Hillary Hits Hard, Faint Endorsement
Friday, June 3, 2016
Vol. 5, No. 155
Foreign to Policy: As emotions heat up, Anti-Trump protesters clashed with the candidate’s supporters in San Jose last night. Punches were thrown and a little blood spilled. Police broke up several big fights.
Earlier in the day in California, in a speech billed as a foreign policy address, Hillary Clinton lunged at Donald Trump’s political jugular. “Donald Trump’s ideas aren’t just different,” Clinton said. “They are dangerously incoherent. They’re not even really ideas, just a series of bizarre rants, personal feuds and outright lies.”
Clinton went on, “He is not just unprepared, he is temperamentally unfit to hold an office that requires stability and immense responsibility.”
And she said, “This is not someone who should ever have the nuclear codes, because it’s not hard to imagine Donald Trump leading us into a war just because someone got under his very thin skin.
Speaking last night in San Jose, Trump said, “I watched Hillary today. It was pathetic. It was pathetic. It was so sad to watch.” And he said, “Hillary Clinton has to go to jail.”
Foreigner Policy: Trump continues to attack the federal judge overseeing the fraud lawsuit against Trump University. At first Trump said he “believes” Judge Gonzalo Curiel is Mexican, but now he claims the judge is biased because Trump wants to build a wall between the US and the home country of Curiel’s parents. The lawsuit was filed long before Trump announced his run for president.
Curiel was born in Indiana where his father worked in steel mills. He got a college education and a law degree, eventually becoming a federal prosecutor in California attempting to take down Mexico’s Arellano-Felix drug organization. When a hit man was recorded on the phone saying he was authorized to kill Curiel, he was transferred to Washington.
Tree Falls in the Woods: Instead of standing in front of television cameras in Washington, House Speaker Paul Ryan announced he will vote for Trump for president in a short column published in his hometown Wisconsin newspaper, the Janesville Gazette.
It was not exactly a ringing endorsement. Ryan said he and Trump have discussed the conservative agenda and “Through these conversations, I feel confident he would help us turn the ideas in this agenda into laws to help improve people’s lives. That’s why I’ll be voting for him this fall.”
Next door in Michigan, Gov. Rick Snyder said he will not back Trump. He told the Detroit News editorial board, “I’ve stayed out of the whole thing, and I’m going to continue to.”
Epidemic: The death of the pop star Prince has become the most prominent case in the nationwide epidemic of opioid painkiller addiction. Prince died of an overdose of the opioid Fentanyl, according to the results of an autopsy performed by the Midwest Medical Examiner.
The musician was found dead in his home on April 21 at age 57. Some painkillers were found on his person.

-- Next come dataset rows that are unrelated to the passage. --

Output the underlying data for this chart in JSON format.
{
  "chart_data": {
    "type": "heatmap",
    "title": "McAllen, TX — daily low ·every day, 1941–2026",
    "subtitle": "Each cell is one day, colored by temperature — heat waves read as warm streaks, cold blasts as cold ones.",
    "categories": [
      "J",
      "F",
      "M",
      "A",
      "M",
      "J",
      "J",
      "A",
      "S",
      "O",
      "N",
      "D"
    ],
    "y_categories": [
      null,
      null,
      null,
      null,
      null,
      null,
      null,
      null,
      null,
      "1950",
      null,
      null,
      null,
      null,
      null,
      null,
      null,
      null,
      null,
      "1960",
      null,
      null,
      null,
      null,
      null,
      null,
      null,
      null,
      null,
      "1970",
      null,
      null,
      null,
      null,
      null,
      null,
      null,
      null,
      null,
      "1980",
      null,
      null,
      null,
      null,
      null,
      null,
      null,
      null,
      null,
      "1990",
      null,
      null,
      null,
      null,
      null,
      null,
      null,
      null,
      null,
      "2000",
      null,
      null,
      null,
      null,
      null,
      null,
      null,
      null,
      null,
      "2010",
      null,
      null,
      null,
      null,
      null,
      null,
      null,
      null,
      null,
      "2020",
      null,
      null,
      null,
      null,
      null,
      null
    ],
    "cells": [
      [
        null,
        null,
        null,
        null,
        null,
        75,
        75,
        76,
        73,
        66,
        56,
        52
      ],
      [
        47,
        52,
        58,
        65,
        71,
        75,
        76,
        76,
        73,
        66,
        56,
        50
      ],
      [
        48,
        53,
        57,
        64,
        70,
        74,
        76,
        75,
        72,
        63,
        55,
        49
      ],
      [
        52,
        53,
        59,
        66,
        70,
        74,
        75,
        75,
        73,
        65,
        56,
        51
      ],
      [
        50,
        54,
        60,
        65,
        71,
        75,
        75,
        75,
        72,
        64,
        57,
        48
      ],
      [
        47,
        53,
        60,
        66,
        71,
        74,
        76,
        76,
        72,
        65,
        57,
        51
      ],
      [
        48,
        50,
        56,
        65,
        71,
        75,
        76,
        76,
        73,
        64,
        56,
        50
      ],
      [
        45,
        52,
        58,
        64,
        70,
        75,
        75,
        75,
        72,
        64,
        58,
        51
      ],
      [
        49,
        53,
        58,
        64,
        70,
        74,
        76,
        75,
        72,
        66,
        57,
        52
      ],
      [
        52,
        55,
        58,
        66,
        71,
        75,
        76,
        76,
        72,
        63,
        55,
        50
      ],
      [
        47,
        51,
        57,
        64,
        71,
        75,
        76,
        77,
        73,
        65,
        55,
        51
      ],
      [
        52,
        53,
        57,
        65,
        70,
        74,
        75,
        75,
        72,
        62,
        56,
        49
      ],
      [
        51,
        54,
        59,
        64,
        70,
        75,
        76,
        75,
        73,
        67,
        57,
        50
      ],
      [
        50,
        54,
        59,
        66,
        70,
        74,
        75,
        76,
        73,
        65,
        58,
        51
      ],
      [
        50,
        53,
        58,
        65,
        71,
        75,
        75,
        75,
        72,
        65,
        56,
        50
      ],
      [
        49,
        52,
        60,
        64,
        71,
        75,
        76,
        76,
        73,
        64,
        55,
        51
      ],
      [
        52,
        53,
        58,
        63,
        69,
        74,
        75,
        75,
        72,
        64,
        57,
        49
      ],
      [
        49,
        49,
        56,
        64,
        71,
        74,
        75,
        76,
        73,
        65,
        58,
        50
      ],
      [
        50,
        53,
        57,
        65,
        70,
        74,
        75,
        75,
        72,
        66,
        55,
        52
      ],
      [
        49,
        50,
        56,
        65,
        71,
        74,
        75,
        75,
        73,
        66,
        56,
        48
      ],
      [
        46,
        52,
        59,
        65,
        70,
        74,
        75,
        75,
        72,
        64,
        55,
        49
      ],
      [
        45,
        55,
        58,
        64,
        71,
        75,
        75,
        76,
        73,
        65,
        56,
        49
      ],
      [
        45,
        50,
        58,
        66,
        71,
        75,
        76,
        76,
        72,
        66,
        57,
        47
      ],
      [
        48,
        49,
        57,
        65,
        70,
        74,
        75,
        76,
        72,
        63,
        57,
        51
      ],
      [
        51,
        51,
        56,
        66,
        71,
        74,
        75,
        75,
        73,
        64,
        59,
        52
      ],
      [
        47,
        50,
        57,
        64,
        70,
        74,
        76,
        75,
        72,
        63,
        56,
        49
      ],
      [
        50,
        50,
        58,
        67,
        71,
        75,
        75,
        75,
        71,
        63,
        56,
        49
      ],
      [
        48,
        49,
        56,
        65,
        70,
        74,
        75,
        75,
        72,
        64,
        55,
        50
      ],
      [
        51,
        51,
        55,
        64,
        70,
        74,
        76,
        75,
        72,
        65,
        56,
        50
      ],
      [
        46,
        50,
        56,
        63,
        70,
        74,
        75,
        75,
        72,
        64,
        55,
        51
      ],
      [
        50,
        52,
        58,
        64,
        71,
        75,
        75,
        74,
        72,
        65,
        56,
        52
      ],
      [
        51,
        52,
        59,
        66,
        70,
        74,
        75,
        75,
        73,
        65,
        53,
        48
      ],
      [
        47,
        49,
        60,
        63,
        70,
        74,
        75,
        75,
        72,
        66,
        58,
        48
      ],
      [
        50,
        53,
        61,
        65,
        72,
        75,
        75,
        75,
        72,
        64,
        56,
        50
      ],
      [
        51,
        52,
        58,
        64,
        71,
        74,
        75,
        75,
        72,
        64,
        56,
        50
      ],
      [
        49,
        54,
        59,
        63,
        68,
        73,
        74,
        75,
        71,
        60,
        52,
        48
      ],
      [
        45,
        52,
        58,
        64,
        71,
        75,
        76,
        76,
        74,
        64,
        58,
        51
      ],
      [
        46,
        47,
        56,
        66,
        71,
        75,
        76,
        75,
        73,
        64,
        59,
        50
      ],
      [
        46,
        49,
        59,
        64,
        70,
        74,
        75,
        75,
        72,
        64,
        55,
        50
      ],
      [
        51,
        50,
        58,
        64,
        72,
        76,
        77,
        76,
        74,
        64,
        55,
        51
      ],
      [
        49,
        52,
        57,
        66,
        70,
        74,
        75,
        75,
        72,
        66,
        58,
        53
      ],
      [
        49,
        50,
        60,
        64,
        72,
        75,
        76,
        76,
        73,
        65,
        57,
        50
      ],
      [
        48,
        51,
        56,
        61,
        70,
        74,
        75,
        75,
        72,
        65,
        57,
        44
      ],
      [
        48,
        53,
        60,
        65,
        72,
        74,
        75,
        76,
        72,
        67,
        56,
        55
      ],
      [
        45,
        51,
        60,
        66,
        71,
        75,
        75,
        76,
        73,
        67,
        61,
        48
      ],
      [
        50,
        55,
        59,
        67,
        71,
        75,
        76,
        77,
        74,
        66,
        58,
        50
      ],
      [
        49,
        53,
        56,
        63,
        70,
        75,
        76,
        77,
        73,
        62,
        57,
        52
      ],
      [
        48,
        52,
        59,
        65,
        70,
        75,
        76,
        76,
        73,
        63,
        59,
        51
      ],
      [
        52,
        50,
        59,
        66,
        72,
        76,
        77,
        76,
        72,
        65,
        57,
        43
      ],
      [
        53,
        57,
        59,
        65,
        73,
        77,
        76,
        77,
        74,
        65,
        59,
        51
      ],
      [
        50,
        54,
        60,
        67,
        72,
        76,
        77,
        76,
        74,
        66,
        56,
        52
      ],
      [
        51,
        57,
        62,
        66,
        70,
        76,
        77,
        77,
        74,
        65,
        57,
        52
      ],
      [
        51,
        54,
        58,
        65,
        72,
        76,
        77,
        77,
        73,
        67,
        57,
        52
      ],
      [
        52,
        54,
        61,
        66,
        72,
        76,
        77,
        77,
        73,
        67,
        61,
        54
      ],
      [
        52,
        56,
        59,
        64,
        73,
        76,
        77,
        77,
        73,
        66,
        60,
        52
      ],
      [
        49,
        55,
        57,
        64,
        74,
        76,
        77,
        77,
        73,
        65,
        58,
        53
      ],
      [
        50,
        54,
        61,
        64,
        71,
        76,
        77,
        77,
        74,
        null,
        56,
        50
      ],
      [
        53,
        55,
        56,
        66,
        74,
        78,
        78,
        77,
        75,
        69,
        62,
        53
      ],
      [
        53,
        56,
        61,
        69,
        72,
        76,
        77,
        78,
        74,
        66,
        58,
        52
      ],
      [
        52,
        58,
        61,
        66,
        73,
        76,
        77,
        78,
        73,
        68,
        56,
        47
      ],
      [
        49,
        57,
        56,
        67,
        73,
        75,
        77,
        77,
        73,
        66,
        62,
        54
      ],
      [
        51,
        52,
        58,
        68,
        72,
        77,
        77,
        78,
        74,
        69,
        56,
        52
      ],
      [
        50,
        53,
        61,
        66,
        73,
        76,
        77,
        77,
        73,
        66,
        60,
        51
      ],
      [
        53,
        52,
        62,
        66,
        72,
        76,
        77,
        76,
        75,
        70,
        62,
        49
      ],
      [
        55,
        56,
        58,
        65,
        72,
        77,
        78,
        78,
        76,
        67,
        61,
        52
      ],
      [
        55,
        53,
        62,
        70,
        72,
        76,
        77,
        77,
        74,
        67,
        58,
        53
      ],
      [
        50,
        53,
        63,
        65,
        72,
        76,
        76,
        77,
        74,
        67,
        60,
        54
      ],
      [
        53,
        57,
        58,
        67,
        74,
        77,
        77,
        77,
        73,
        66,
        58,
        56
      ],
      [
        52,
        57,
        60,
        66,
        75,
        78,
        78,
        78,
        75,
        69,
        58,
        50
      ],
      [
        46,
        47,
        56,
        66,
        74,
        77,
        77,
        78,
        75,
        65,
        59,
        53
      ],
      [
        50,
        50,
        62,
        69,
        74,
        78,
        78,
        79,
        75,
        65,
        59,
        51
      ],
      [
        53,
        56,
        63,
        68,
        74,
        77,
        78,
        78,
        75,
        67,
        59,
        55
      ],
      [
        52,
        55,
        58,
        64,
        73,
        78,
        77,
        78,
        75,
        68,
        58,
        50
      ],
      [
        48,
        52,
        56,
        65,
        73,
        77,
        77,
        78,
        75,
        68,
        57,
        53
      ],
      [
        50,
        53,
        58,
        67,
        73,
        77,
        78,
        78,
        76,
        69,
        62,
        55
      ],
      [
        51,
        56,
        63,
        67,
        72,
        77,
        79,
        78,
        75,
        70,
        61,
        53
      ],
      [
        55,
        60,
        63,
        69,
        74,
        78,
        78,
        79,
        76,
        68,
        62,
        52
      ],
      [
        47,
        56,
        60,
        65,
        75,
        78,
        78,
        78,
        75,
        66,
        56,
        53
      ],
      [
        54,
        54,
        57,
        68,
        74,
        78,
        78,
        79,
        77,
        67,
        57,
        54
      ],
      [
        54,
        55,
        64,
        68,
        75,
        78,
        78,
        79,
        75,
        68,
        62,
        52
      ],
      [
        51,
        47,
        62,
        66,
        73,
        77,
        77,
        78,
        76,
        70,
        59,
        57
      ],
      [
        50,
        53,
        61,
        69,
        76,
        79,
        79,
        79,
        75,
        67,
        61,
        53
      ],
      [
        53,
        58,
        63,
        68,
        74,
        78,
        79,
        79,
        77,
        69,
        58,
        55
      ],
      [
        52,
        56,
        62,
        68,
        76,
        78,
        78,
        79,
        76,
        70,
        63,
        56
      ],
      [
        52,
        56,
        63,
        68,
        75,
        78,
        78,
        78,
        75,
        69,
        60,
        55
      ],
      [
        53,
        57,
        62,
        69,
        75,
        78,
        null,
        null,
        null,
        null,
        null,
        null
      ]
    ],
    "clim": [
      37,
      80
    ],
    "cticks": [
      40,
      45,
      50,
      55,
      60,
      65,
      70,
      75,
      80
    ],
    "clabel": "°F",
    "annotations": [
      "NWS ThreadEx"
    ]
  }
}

Nearly two million Americans are believed to be addicted to prescription painkillers, and their use has been listed as one of the factors in a slightly higher national death rate.
High Water: Five soldiers from Fort Hood, Tex., are dead and four missing after a transport truck tipped over in floodwaters on the huge military base. A state of disaster has been declared in 31 Texas counties as floodwaters linger or continue to rise. More heavy rain is forecast.
Nation: In separate incidents, a member of the Navy’s Blue Angels precision flight team and the Air Force Thunderbirds crashed yesterday. The Navy pilot was killed, but the Air Force pilot, who had just flown over the Air Force Academy graduation where president Obama was speaking, safely ejected.
>The man who killed a UCLA professor two days ago had a “kill list” that included a second professor, and his ex-wife, who was found dead in her Mainak Sarkar Minnesota home. Sarkar had been a doctoral student at UCLA.
No, Really: The Former Tribune Company, publisher of the Chicago Tribune and other newspapers, more recently known as TribPub, is getting a new name once again. It’s “Tronc.” Brilliant. They’ve solved the problem of dying newspapers. The company say it is “rebranding as a content curation and monetization company,” a line that would never get past the editors if a reporter wrote it.